Ce que produisit cette attente quand elle commença à se voir déçue, nous le dirons bientôt. Un mot seulement sur les sources auxquelles nous allons emprunter notre récit.

Dans cette histoire, le' Juif Josèphe, fils de Matthias, prêtre et pharisien, sera, faute d'autres, notre principal et souvent notre seul guide. tes documents païens sur la guerre de Jérusalem ne sont venus à nous qu'en petit nombre. Nous ne connaissons de Dion Cassius que les extraits fort écourtés de Xiphilin et de Théodose. Suétone se borne à quelques circonstances qui confirment le récit de Josèphe. Tacite trace sommairement l'origine de la guerre, donne la description de Jérusalem et indique le début du siège ; mais le reste de son livre nous fait défaut.

Ces renseignements-là du moins sont historiques. Les Juifs modernes n'ont rien de pareil à nous apporter. C'est une chose étrange que ce peuple ait si mal gardé la mémoire de la grande catastrophe où son temple, sa religion et sa liberté ont péri. Le fouillis de son Talmud n'offre à cet égard que quatre ou cinq faits que l'on peut tenir pour historiques, joints à une vingtaine de fables, qui témoignent de l'imagination la plus puérile et de l'ignorance la plus grossière. Le livre longtemps populaire et même révéré parmi eux, qui passe sous le nom de Josippon ou de Joseph, fils de Gorion, n'est, dans sa partie admissible, qu'un extrait de Josèphe, fils de Matthias. Pour tout le reste, l'auteur, qui parait avoir été un juif breton ou manceau du dixième siècle, se livre tout à son aise aux caprices d'une imagination que ne gêne pas l'érudition même la plus vulgaire. Selon lui, Alexandre le Grand était un magicien, fils de magicien, qui causait en grec avec l'arbre du soleil et en hébreu avec l'arbre de la lune. Le césaréat, que les Grecs appellent impériosat, fut établi à Rome par Impériosus, fils de Ptolémée, et, quand, deux siècles après, Jules prétendit se faire César, ce hardi jeune homme (il n'avait alors que dix-neuf ans) n'en vint à bout qu'en massacrant tout le sénat. Néron périt frappé de la foudre ; Vespasien fit mourir le roi juif Agrippa et son fils Monobaze, parce qu'Agrippa avait combattu son élection à l'empire et l'avait même accusé de quelques grands crimes auprès du patron (du Pape). Vespasien fut couronné par le même patron, avec toute la pompe des empereurs germaniques, entre les princes électeurs du saint empire, au milieu du peuple qui répondait amen et des hérauts d'armes qui jetaient des florins d'or. Mais le plus merveilleux du livre, c'est l'auteur lui-même. Né cinquante ans avant Jules César, il prit part à la guerre de Jérusalem, ce qui lui donne cent quatre-vingt-six ans. Il avait cependant alors son père et sa mère, âgés l'un de cent trois ans et l'autre de quatre-vingt-cinq (de sorte que lui-même avait cent ans de plus que sa mère). Tel est cet historien dont les Juifs modernes, ses éditeurs, ont dit que toutes les paroles sont vérité et justice, que la main de l'Éternel a reposé sur lui pendant qu'il écrivait, qu'il approche des anciens prophètes et qu'il n'y a aucune fausseté dans ses écrits[37].

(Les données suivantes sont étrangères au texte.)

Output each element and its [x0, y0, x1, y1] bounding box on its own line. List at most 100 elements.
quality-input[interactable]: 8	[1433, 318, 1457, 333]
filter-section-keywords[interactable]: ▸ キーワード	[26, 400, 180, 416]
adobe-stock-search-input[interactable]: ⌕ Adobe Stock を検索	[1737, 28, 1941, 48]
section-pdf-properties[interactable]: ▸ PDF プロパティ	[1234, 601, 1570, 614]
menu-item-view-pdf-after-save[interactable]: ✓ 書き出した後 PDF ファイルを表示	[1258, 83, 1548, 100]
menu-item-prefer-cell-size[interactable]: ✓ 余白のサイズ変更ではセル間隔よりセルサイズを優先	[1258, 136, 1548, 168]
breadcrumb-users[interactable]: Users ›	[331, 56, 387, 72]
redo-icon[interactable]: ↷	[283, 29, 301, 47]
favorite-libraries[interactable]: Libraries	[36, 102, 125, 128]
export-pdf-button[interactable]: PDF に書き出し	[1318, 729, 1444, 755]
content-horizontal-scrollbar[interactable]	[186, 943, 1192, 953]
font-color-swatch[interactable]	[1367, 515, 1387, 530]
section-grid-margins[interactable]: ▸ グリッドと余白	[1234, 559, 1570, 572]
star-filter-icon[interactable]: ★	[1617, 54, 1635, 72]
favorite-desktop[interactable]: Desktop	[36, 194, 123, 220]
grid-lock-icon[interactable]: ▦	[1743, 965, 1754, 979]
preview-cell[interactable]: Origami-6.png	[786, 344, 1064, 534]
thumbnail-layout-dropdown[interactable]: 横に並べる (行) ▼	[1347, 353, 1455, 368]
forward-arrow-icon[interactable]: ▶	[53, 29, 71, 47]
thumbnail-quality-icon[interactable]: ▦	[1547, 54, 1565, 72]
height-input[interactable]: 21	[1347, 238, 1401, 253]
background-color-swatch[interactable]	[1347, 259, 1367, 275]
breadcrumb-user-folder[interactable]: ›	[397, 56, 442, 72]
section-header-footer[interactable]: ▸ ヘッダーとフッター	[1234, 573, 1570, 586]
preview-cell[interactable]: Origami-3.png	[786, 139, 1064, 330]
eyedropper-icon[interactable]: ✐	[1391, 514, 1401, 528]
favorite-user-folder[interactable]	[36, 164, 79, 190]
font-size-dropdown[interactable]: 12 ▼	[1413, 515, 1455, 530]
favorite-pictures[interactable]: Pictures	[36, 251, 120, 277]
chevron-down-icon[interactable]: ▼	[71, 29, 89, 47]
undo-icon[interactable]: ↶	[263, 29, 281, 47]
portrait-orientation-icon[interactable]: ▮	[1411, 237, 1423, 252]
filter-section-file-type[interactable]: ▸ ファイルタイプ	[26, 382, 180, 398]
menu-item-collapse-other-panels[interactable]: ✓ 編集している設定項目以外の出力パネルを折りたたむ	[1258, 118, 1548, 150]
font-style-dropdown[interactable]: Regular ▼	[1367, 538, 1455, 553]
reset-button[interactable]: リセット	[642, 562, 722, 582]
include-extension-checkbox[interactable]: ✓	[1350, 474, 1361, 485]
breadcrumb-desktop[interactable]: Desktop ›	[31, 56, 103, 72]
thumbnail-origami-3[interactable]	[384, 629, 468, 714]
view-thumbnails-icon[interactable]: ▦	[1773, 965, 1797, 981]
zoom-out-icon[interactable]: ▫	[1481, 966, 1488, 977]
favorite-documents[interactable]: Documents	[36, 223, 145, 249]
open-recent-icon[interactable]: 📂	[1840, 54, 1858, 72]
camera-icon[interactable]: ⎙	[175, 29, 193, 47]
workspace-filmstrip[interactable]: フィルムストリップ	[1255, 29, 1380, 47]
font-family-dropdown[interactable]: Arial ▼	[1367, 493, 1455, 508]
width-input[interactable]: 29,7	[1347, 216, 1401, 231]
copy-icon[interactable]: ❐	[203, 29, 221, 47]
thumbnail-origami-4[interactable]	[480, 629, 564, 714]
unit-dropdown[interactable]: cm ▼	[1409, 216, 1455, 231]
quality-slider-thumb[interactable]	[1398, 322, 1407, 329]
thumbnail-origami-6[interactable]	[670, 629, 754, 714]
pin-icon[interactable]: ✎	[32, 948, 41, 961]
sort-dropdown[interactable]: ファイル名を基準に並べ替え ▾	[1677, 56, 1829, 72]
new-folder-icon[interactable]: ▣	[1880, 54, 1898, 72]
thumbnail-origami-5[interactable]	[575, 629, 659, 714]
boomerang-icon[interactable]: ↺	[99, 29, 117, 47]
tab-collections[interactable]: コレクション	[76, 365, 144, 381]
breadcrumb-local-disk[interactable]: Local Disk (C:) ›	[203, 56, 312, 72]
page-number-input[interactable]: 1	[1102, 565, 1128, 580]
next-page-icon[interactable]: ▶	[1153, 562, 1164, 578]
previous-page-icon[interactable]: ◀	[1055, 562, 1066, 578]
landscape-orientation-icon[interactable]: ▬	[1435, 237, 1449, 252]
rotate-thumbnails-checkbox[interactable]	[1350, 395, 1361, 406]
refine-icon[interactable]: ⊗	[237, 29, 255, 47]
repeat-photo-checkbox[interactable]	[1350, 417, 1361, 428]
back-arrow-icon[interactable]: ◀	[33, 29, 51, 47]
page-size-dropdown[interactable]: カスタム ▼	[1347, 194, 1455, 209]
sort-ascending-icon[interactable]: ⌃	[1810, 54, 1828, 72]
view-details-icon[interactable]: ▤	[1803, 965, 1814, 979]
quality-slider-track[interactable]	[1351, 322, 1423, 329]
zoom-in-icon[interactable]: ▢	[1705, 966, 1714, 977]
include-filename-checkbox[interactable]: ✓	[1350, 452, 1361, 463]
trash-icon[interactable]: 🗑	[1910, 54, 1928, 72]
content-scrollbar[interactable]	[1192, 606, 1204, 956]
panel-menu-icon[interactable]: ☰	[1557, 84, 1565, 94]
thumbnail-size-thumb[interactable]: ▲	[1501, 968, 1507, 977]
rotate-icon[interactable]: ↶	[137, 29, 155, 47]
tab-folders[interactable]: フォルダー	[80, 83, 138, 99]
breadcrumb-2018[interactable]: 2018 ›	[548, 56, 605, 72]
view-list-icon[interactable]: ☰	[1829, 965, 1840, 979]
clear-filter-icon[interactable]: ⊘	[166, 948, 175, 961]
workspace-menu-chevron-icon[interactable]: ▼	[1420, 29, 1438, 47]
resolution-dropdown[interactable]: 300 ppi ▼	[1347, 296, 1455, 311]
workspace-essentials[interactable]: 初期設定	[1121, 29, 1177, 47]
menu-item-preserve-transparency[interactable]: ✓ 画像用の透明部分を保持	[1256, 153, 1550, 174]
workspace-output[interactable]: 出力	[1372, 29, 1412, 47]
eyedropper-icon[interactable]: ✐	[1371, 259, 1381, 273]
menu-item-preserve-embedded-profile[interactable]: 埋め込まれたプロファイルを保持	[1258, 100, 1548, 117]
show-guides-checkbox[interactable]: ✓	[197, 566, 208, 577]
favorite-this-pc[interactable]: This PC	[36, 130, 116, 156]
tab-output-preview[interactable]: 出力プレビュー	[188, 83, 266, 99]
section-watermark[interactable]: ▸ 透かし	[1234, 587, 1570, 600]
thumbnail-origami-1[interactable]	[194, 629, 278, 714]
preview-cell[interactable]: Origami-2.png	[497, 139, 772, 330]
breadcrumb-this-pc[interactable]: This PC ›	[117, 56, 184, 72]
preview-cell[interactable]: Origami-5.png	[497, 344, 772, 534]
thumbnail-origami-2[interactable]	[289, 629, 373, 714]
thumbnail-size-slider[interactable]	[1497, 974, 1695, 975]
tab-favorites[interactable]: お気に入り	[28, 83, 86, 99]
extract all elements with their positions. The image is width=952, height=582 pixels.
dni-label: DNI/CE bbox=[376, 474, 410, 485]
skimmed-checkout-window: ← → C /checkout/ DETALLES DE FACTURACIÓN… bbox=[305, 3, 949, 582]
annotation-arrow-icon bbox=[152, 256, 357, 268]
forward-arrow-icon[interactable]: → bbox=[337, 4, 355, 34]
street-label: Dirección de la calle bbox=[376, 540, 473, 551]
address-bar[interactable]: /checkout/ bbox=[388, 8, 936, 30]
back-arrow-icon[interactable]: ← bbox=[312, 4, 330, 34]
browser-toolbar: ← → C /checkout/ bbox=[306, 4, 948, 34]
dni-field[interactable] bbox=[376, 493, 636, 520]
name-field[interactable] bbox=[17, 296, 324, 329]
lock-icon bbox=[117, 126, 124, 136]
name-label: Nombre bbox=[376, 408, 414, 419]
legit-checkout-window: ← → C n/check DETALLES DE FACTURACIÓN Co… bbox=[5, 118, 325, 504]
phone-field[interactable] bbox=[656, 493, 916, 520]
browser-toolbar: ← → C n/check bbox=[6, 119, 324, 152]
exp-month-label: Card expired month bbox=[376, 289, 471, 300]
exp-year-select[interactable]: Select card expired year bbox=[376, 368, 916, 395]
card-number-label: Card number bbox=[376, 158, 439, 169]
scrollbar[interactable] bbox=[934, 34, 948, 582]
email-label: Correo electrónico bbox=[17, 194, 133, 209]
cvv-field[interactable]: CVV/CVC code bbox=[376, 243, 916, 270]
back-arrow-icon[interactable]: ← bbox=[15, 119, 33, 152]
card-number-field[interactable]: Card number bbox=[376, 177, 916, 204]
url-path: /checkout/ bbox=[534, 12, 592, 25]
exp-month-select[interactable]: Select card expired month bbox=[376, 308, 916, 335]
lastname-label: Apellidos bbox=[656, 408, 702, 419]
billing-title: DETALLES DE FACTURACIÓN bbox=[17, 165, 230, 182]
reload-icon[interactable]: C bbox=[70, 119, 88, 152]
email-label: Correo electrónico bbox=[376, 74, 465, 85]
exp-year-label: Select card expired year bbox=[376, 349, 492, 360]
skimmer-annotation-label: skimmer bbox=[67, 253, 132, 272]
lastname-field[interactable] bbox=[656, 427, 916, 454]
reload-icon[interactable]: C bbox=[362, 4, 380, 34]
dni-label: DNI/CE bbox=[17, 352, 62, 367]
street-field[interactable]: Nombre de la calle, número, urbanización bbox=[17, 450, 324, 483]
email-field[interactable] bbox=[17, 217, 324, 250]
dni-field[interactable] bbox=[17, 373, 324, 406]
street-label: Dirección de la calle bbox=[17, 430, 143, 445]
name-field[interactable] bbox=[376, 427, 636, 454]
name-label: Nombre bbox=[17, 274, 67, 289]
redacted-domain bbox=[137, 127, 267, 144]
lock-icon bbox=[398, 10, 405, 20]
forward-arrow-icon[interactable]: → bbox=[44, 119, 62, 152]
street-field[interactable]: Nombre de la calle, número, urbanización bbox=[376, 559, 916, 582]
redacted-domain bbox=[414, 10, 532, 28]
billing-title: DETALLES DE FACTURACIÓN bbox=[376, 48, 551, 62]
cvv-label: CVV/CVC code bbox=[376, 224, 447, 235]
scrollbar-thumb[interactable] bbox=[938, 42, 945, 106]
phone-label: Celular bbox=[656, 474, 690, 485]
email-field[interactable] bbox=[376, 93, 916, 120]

Quant aux écrivains chrétiens, ils n'ont fait que reproduire avec une entière confiance le récit de Josèphe, fils de Matthias. Au quatrième siècle, le savant Eusèbe, dans son histoire ecclésiastique, ne fait autre chose que l'extraire textuellement. Les cinq livres d'Hégésippe, chrétien du cinquième siècle, sur la chute de Jérusalem, ne sont également qu'un extrait de l'historien juif[38]. L'autorité de Josèphe se trouve donc confirmée par l'adhésion des chrétiens qui le copient, par l'autorité des païens qui, dans le peu qu'ils disent, sont en général d'accord avec lui, par le silence même des Juifs, on peut le dire (car des renseignements pareils à ceux de Josippon sont équivalents au silence). Son livre, écrit d'abord en hébreu pour les Juifs, traduit par lui-même en grec pour les païens et même pour bien des Juifs, est essentiellement le livre historique pour les révolutions de Jérusalem.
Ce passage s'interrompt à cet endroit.